Cabal subsided with a heavy sigh onto the ground at Kian’s feet, and Isolde forced herself to smile. Though looking at the bloody eye socket, the smile felt more on the edge of crying. She blinked, though, rose, and turned to where she’d set the still warm comfrey poultice she’d made on the table, taking up a horn spoon and starting to spread the mixture between layers of clean linen.
She’d seen wounded men—men with the marks of torture on them—many, many times. Enough to know that though Kian wasn’t broken, the worst for him was almost certainly yet to come.
“What do you think of the plan to seek alliance with King Goram
?”
Out of the corner of her gaze, she saw Kian’s shoulders relax at the question into an attitude of simple consideration. His face was marred on one side by a long scar, won years ago on the fields of Camlann, and he raised a hand, rubbing the mark unconsciously with the back of his thumb.
“Well, there’s the old saying. If you meet a rabid wolf and an Irishman, kill the Irishman first.”
Isolde laughed in spite of herself, and the corners of Kian’s thin mouth lifted slightly as well, though his bruised face turned grim again almost at once.
“But like Lord Madoc says, I can’t see that we’ve any choice but to try for a treaty with Goram. Not that I’d trust a pact with him unless it was written in his own heart’s blood. But still, there’s another saying among fighting men. That the enemy of your enemy is also your friend. If Goram hates Marche enough to fight him on our behalf, well, then—” He stopped, shrugged, then winced at the movement. “Reckon most of the council feels about the same.”
Isolde nodded. She took up the comfrey poultice and pressed the square of herb-saturated linen gently across the empty eye socket, then replaced the leather patch to hold it fast. She felt Kian’s breath go out in an explosive rush and his hands clench on a fold of the traveling cloak he still wore. He didn’t speak, though, and after a moment she asked, only in part still seeking to divert Kian’s mind, “And what about Madoc himself?”

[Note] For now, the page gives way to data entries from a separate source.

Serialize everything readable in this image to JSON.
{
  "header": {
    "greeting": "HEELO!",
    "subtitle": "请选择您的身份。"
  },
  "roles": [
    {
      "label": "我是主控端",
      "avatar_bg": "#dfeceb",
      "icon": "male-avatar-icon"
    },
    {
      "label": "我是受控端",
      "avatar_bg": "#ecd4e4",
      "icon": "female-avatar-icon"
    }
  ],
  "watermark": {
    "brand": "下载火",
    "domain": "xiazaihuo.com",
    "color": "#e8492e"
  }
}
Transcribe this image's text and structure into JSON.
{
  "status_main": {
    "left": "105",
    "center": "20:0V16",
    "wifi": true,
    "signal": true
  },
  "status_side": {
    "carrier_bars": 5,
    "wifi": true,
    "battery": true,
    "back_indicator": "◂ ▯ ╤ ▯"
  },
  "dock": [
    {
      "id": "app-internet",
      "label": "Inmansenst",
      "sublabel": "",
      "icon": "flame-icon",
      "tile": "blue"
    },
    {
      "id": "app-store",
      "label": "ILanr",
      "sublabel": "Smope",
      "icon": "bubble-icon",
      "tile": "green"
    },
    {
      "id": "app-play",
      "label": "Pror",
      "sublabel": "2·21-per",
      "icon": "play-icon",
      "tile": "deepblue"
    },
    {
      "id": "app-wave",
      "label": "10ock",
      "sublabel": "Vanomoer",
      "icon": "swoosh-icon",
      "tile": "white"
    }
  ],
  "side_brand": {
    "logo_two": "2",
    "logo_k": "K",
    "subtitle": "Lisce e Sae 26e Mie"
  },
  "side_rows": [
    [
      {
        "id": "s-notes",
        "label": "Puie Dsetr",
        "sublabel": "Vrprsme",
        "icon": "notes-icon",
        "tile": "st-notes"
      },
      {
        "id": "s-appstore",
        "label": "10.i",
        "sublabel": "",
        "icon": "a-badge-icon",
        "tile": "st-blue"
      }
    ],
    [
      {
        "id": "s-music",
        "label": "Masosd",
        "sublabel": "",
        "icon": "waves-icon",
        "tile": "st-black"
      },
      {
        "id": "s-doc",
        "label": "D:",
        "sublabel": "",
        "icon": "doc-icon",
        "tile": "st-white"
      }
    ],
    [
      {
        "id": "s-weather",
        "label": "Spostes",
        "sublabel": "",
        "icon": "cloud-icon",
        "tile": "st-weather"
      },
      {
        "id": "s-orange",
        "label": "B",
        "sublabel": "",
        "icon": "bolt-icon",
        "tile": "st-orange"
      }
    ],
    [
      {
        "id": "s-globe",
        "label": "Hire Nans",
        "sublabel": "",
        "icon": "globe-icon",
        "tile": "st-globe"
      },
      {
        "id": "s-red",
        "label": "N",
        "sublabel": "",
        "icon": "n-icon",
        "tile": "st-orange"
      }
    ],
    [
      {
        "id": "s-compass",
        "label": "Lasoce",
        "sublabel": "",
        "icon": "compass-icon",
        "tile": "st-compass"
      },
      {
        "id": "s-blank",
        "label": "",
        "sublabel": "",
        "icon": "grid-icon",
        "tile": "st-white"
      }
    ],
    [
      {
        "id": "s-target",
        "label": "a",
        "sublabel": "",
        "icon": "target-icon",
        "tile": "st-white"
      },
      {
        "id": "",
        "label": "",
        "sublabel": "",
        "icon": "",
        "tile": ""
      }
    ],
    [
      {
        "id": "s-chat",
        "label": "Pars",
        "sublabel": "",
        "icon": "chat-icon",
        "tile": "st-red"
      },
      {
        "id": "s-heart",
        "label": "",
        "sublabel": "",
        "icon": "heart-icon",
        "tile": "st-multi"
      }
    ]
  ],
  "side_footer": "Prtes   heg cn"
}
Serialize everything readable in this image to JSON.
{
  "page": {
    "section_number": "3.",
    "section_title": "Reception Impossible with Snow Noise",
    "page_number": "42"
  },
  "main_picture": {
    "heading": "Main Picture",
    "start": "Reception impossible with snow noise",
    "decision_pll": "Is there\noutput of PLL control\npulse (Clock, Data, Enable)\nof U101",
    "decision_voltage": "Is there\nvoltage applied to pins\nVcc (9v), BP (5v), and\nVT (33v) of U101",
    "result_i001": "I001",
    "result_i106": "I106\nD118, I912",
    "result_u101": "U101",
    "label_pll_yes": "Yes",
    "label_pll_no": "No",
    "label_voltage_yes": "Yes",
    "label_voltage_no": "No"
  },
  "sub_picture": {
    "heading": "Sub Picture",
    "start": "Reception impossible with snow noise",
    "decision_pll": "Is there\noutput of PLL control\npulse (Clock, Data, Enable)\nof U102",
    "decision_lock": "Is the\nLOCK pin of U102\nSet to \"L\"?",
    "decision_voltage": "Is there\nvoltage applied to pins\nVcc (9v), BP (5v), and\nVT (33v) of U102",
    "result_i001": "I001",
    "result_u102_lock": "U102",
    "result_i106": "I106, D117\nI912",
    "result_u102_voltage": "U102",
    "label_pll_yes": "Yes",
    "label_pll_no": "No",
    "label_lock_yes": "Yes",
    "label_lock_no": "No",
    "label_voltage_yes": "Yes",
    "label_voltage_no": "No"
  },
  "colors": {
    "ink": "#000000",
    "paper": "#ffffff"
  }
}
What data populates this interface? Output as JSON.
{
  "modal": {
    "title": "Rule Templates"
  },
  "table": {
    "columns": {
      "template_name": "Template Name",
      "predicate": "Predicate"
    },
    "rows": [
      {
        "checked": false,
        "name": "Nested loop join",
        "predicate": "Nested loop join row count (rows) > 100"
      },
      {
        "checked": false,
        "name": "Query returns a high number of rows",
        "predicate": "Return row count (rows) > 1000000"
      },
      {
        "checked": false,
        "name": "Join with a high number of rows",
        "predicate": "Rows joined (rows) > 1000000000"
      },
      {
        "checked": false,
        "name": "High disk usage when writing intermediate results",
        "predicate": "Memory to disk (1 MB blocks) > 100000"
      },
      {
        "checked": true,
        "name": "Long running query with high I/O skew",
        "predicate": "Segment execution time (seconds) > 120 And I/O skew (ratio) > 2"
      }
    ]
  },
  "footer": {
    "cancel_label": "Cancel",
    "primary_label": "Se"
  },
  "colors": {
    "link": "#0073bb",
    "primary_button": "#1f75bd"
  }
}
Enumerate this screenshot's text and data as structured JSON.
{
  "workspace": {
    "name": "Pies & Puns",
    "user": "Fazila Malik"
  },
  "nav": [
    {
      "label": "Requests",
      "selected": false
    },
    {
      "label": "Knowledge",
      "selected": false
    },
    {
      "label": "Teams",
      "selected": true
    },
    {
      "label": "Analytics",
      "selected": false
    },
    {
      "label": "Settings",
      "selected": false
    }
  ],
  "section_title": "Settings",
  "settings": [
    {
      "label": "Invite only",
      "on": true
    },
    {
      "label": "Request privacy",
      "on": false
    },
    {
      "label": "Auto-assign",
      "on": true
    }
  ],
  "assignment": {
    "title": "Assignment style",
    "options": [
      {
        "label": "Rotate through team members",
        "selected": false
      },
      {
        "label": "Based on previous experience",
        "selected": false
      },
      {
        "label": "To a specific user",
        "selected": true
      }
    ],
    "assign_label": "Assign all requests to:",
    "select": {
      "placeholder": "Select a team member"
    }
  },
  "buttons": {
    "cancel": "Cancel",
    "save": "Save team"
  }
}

“What do I think about him, you mean?”
Kian was silent, rubbing the old battle scar once more, some of the lines of pain in his face loosening their hold as he appeared to consider his words.
“Well, he’s not one for talk. I doubt any of us that fight with him have had more than a dozen words out of him in the time we’ve served. He doesn’t boast, either, the way fighting men like a leader to do. And the gods know we’re not winning victories under his command. But still—”
Kian jerked one shoulder again and shook his head. “I doubt there’s one among his men wouldn’t follow him into a wolves’ den waving a haunch of raw meat. Somehow he’s that kind. Might even”—Kian’s voice turned briefly sour—“stand a chance of winning if he’d anything like a decent amount of men and weapons and food to command.”
He stopped and was quiet a moment before looking up and meeting Isolde’s gaze, answering the question she had actually, if silently, asked. “Don’t worry yourself,” he said gruffly. “I’ve no regrets about kissing his sword blade and swearing him my oath.” He touched the eye patch. “Even with this—even if I’d died for it—no regrets.”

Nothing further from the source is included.